When you talk about the scope of this scandal, it’s been described as a rogue chemist who, perhaps, was overly ambitious and handled a lot more of these drug tests than her colleagues and that’s why the scandal is on the scale that it is. Do you think that’s an accurate description of what happened?
No. We’re not aware of anyone besides the one chemist, Annie Dookhan, who is alleged to have intentionally lied to people or to courts. But that doesn’t mean this scandal is about one rogue chemist. If people at the lab, if people throughout the criminal justice system, had been doing their jobs properly, it would have been impossible for Annie Dookhan to have had the effect she’s had on cases and on people throughout the Commonwealth. From the beginning, at that lab, the data show that she was doing more tests than anybody else, by far. It wasn’t a recent development. And there were all kinds of procedures in place to make sure that this sort of thing couldn’t happen. And the reason it happened is that, as far as we can tell, very few of those procedures were followed. And so you don’t have to believe that anyone else tried, as Annie Dookhan is alleged to have done, to intentionally mislead people. But – and we’re not saying that – but at the same time it’s not possible for this to have happened by the work of one person.
Do you think that these cases should be dismissed?
All of them?
Well, maybe not all. We, back in October as the litigation around this was first ramping up, we said that some cases would have to be dismissed in order to save the taxpayer’s money and deliver justice to people affected by the scandal and we identified a few categories of cases that we thought would make sense like people who were not convicted of violent crimes or people who’ve served the vast majority of their sentances. In the case of those people, the people who’ve served a lot of their time, right now what we’re talking about is running out the clock on their sentances before they can get relief and that really doesn’t make any sense. And that was just based on a common sense view in October and now what we’ve seen, since then, is a litigation that’s completely bogging down and it’s wasting money, it’s not delivering justice, and it’s not good for anyone. So, we think that it’s quite possible that the courts are going to have to identify some number or category of cases that need to be dismissed so that everyone can responsibly deal with the cases that aren’t dismissed.
Now, the initial estimate was 34,000 cases affected by tests that were done by Annie Dookhan, do you think that number is probably larger?
We are talking about a much larger number. The 34,000 number might turn out to be a fairly decent estimate of the cases that Annie Dookhan, herself, touched, but the number of cases in the lab stretches to many more tens of thousands, possibly as high as maybe 190,000, according to one estimate. We think that, at the very least, defendants in those other cases have grounds for seeking relief that are not frivolous.

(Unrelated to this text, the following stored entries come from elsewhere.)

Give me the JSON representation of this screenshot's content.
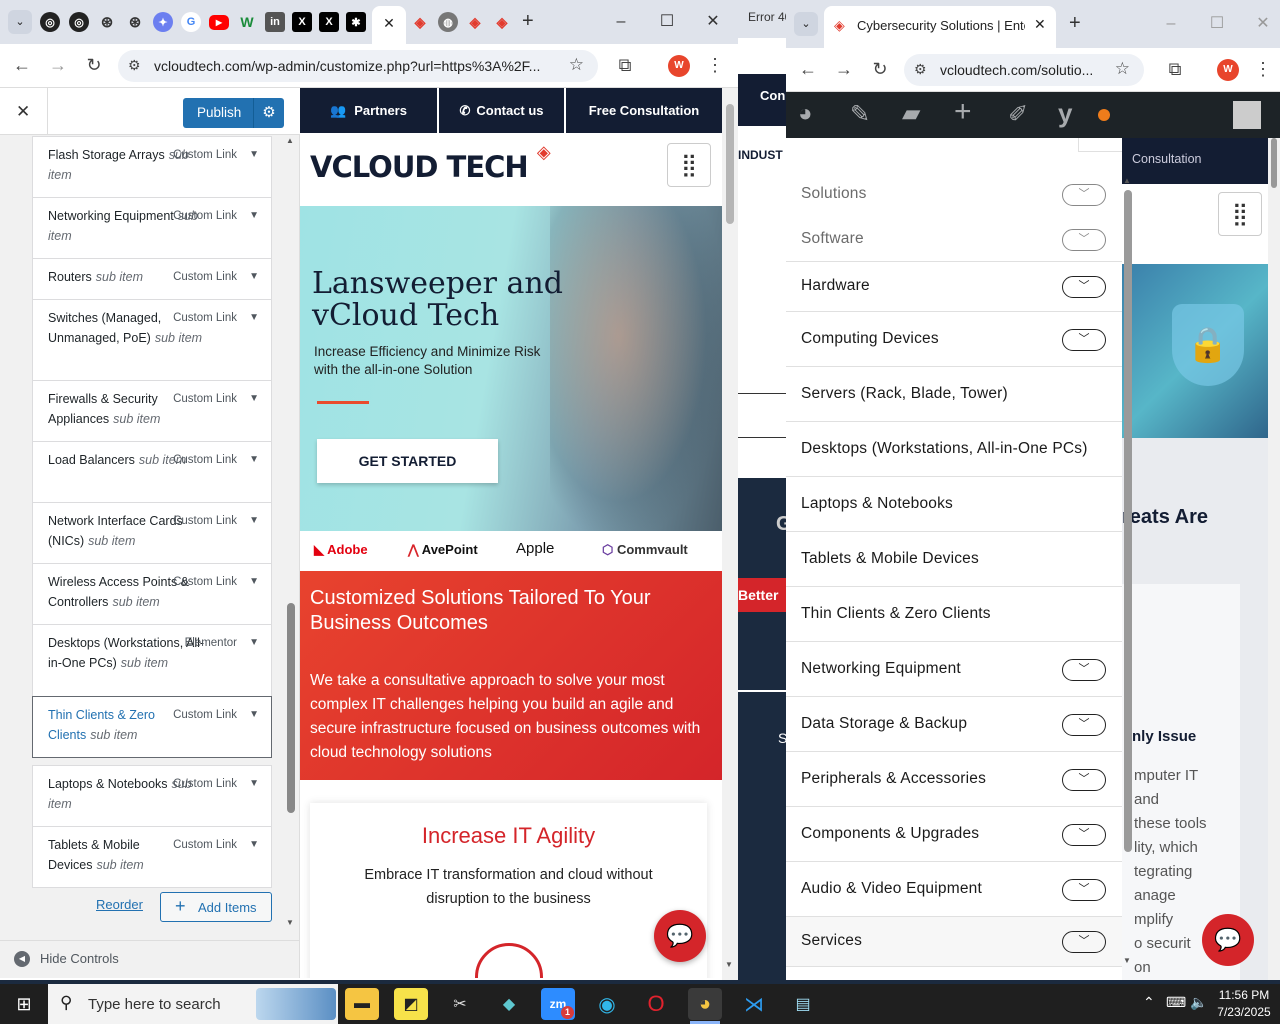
{
  "left_window": {
    "tab_label": "",
    "url": "vcloudtech.com/wp-admin/customize.php?url=https%3A%2F...",
    "profile_letter": "W"
  },
  "customizer": {
    "publish_label": "Publish",
    "close_glyph": "✕",
    "items": [
      {
        "label": "Flash Storage Arrays",
        "sub": "sub item",
        "type": "Custom Link"
      },
      {
        "label": "Networking Equipment",
        "sub": "sub item",
        "type": "Custom Link"
      },
      {
        "label": "Routers",
        "sub": "sub item",
        "type": "Custom Link"
      },
      {
        "label": "Switches (Managed, Unmanaged, PoE)",
        "sub": "sub item",
        "type": "Custom Link"
      },
      {
        "label": "Firewalls & Security Appliances",
        "sub": "sub item",
        "type": "Custom Link"
      },
      {
        "label": "Load Balancers",
        "sub": "sub item",
        "type": "Custom Link"
      },
      {
        "label": "Network Interface Cards (NICs)",
        "sub": "sub item",
        "type": "Custom Link"
      },
      {
        "label": "Wireless Access Points & Controllers",
        "sub": "sub item",
        "type": "Custom Link"
      },
      {
        "label": "Desktops (Workstations, All-in-One PCs)",
        "sub": "sub item",
        "type": "Elementor"
      },
      {
        "label": "Thin Clients & Zero Clients",
        "sub": "sub item",
        "type": "Custom Link"
      },
      {
        "label": "Laptops & Notebooks",
        "sub": "sub item",
        "type": "Custom Link"
      },
      {
        "label": "Tablets & Mobile Devices",
        "sub": "sub item",
        "type": "Custom Link"
      }
    ],
    "reorder_label": "Reorder",
    "add_items_label": "Add Items",
    "hide_controls_label": "Hide Controls"
  },
  "preview": {
    "nav_partners": "Partners",
    "nav_contact": "Contact us",
    "nav_consult": "Free Consultation",
    "logo": "VCLOUD TECH",
    "hero_title_1": "Lansweeper and",
    "hero_title_2": "vCloud Tech",
    "hero_sub_1": "Increase Efficiency and Minimize Risk",
    "hero_sub_2": "with the all-in-one Solution",
    "cta": "GET STARTED",
    "brands": [
      "Adobe",
      "AvePoint",
      "Apple",
      "Commvault"
    ],
    "red_title_1": "Customized Solutions Tailored To Your",
    "red_title_2": "Business Outcomes",
    "red_body": "We take a consultative approach to solve your most complex IT challenges helping you build an agile and secure infrastructure focused on business outcomes with cloud technology solutions",
    "card_title": "Increase IT Agility",
    "card_body_1": "Embrace IT transformation and cloud without",
    "card_body_2": "disruption to the business"
  },
  "middle_window": {
    "tab_text": "Error 40",
    "nav_text": "Con",
    "indust_text": "INDUST",
    "g_text": "G",
    "better_text": "Better",
    "s_text": "S"
  },
  "right_window": {
    "tab_title": "Cybersecurity Solutions | Enterp",
    "url": "vcloudtech.com/solutio...",
    "profile_letter": "W",
    "bg_consult": "Consultation",
    "bg_heading": "reats Are",
    "bg_issue": "nly Issue",
    "bg_lines": [
      "mputer IT",
      "and",
      "these tools",
      "lity, which",
      "tegrating",
      "anage",
      "mplify",
      "o securit",
      "on"
    ],
    "menu": [
      {
        "label": "Solutions",
        "chevron": true,
        "faded": true
      },
      {
        "label": "Software",
        "chevron": true,
        "faded": true
      },
      {
        "label": "Hardware",
        "chevron": true
      },
      {
        "label": "Computing Devices",
        "chevron": true
      },
      {
        "label": "Servers (Rack, Blade, Tower)",
        "chevron": false
      },
      {
        "label": "Desktops (Workstations, All-in-One PCs)",
        "chevron": false
      },
      {
        "label": "Laptops & Notebooks",
        "chevron": false
      },
      {
        "label": "Tablets & Mobile Devices",
        "chevron": false
      },
      {
        "label": "Thin Clients & Zero Clients",
        "chevron": false
      },
      {
        "label": "Networking Equipment",
        "chevron": true
      },
      {
        "label": "Data Storage & Backup",
        "chevron": true
      },
      {
        "label": "Peripherals & Accessories",
        "chevron": true
      },
      {
        "label": "Components & Upgrades",
        "chevron": true
      },
      {
        "label": "Audio & Video Equipment",
        "chevron": true
      },
      {
        "label": "Services",
        "chevron": true
      }
    ]
  },
  "taskbar": {
    "search_placeholder": "Type here to search",
    "time": "11:56 PM",
    "date": "7/23/2025",
    "zoom_badge": "1"
  },
  "colors": {
    "accent_blue": "#2271b1",
    "brand_red": "#e23b2e",
    "navy": "#131d33"
  }
}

Aside from asking the SJC for some clarity on this are you also talking with prosecutors to make sure that the procedures by which there is a relationship with the chemist and the labs and the prosecutors, that that is also something that’s uniformly understood by everybody involved?
That is something that we’re investigating. We have some concerns about the kinds of relationships and communications that were going on between police officers and prosecutors on the one hand and lab employees on the other. It’s clear that once a chemist tests a drug sample and determines that it’s illicit narcotics that she might have to get called for trial, she might have to do all kinds of things that would require her to talk to prosecutors. That’s not the kind of communication that concerns us. What concerns us is the suggestion in police reports that, before testing occured, people on the law enforcement side were emailing Annie Dookhan or calling her on the phone and it’s not surprising, if those communications were happening, that misconduct occured. It doesn’t mean that anyone on the law enforcement side was soliciting the misconduct or even thought that it was occuring but there’s a reason to separate the science part of this job from the prosecution part and we are not seeing a lot of evidence of that separation and that goes back to your earlier question, Deb, about whether one person could have done this. And the answer is that if better procedures were in place and actually followed, we don’t think one person could have done this.
So it was a system problem and a system failure?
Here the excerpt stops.